Tranche de vie et réflexions à la frontière de la Russie et de l’Ukraine
Radio-Canada
DONETSK, région de Rostov en Russie — « Des soldats? Les nôtres? Où ça? Je n’en vois pas et je ne les entends pas. Il ne faut pas croire tout ce qu’on vous dit, jeune dame », me lance Vladimir, un retraité souriant qui marche d’un pas décidé, mais prudent, sur le trottoir glissant qui mène à son immeuble à logements.
Nous sommes dans une petite ville qui s'appelle Donetsk, mais qui n’a rien à voir avec le territoire séparatiste ukrainien qui porte le même nom, quoique l’Ukraine soit à moins d’un kilomètre de nous. Vladimir la voit de son balcon.
La ville de 50 000 habitants ressemble à toutes les autres de la région : deux ou trois églises orthodoxes, quelques supermarchés et restaurants, de petits drapeaux russes sur tous les lampadaires et plusieurs monuments à la mémoire des héros de la Grande Guerre.
« On a perdu 50 millions d’hommes. Il faudrait être fou ou complètement malade de nos jours pour en déclencher une autre. »
Vladimir ne croit pas une seconde à la possibilité d’une invasion russe de l’Ukraine. Regardez autour de nous, il ne se passe rien.
Il y a beaucoup de va-et-vient en ville ce matin de février, mais il n'y a pas un soldat en vue à la frontière. Pas l’ombre d’un char non plus. Aucun de ces déploiements monstres que l'on connaît pourtant dans la région (images satellites à l'appui) et dont le Kremlin confirme l'existence en les qualifiant de simples exercices militaires.
Pourquoi une telle manifestation de force?

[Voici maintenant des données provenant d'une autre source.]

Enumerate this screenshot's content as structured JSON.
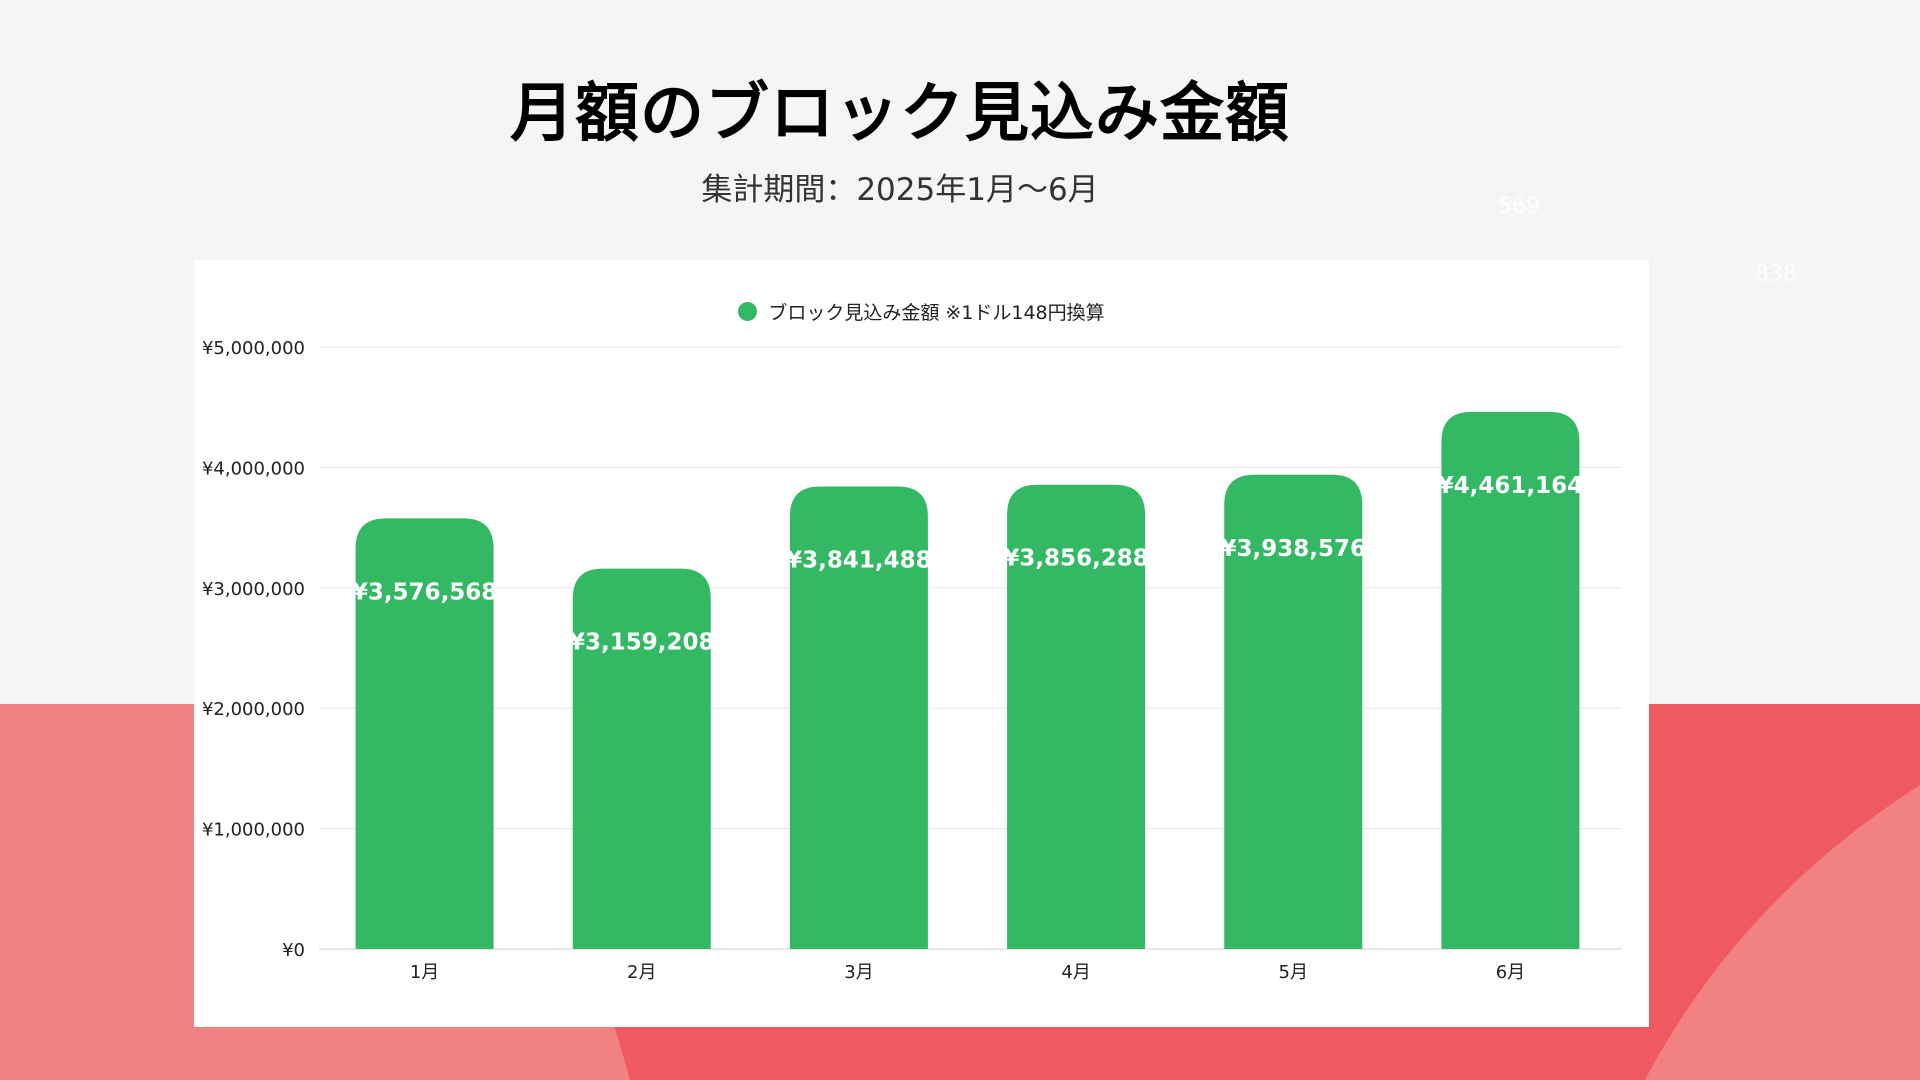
{
  "title": "月額のブロック見込み金額",
  "subtitle": "集計期間：2025年1月〜6月",
  "bg_numbers": [
    "569",
    "838"
  ],
  "colors": {
    "bar": "#33b864",
    "background": "#f5f5f5",
    "band_light": "#f28182",
    "band_dark": "#ef5a61",
    "card": "#ffffff"
  },
  "chart_data": {
    "type": "bar",
    "categories": [
      "1月",
      "2月",
      "3月",
      "4月",
      "5月",
      "6月"
    ],
    "series": [
      {
        "name": "ブロック見込み金額 ※1ドル148円換算",
        "values": [
          3576568,
          3159208,
          3841488,
          3856288,
          3938576,
          4461164
        ]
      }
    ],
    "data_labels": [
      "¥3,576,568",
      "¥3,159,208",
      "¥3,841,488",
      "¥3,856,288",
      "¥3,938,576",
      "¥4,461,164"
    ],
    "yticks": [
      {
        "value": 0,
        "label": "¥0"
      },
      {
        "value": 1000000,
        "label": "¥1,000,000"
      },
      {
        "value": 2000000,
        "label": "¥2,000,000"
      },
      {
        "value": 3000000,
        "label": "¥3,000,000"
      },
      {
        "value": 4000000,
        "label": "¥4,000,000"
      },
      {
        "value": 5000000,
        "label": "¥5,000,000"
      }
    ],
    "ylim": [
      0,
      5000000
    ],
    "grid": true,
    "legend_position": "top-center"
  }
}
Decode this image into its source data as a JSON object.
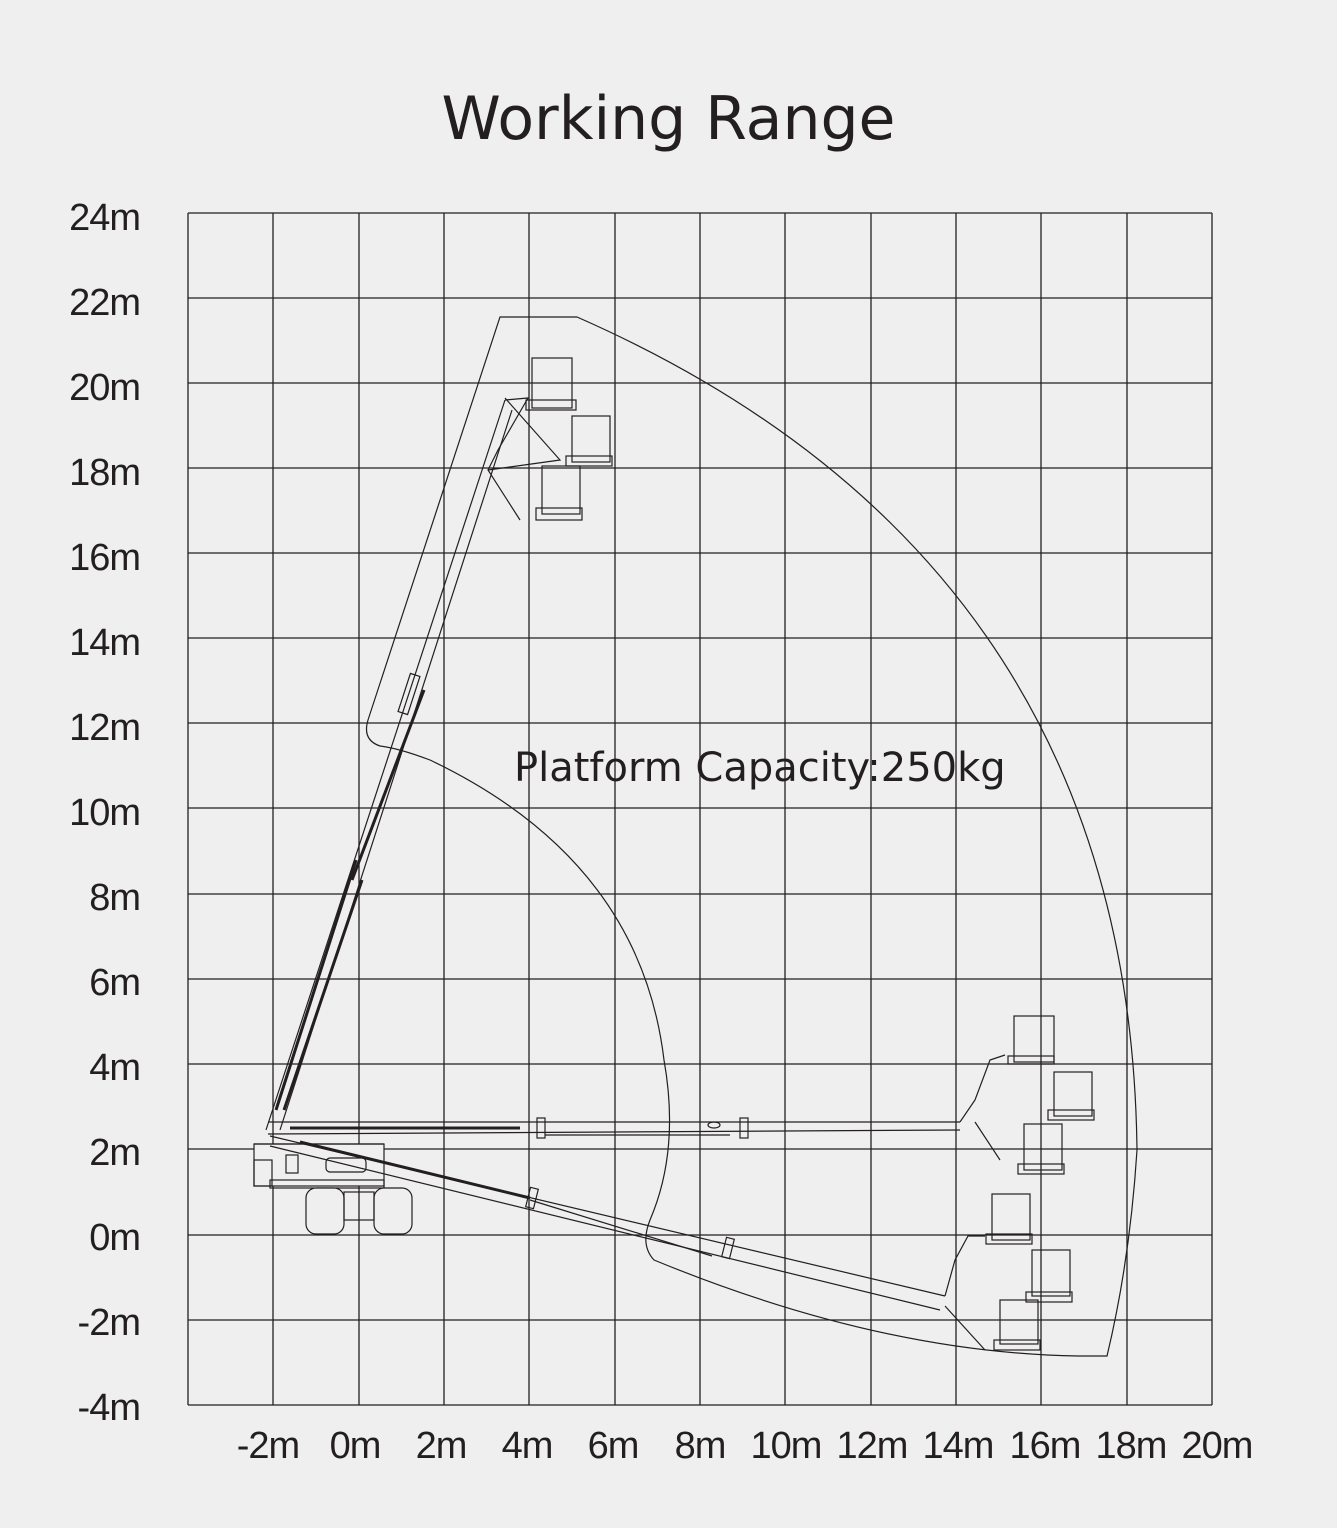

Vladimir hausse les épaules, et bien qu’il n’ait pas l'habitude des caméras et des micros, il n’hésite pas à livrer son analyse de la situation.
« Dites-moi plutôt ce que des soldats canadiens font en Ukraine? Et les Américains aussi? Pourquoi les Anglais fournissent-ils des armes à Kiev? Eh bien, c’est tout simple, c'est pour attaquer la Russie, évidemment. »
Il soutient à 100 % son président Vladimir Poutine et juge que la Russie a intérêt à se protéger des foudres de l’Organisation du traité de l'Atlantique nordOTAN. Il perçoit dans les tensions et l'enflure militaire actuelles une provocation dangereuse et un complot de l’Occident pour nous diviser de nos frères ukrainiens.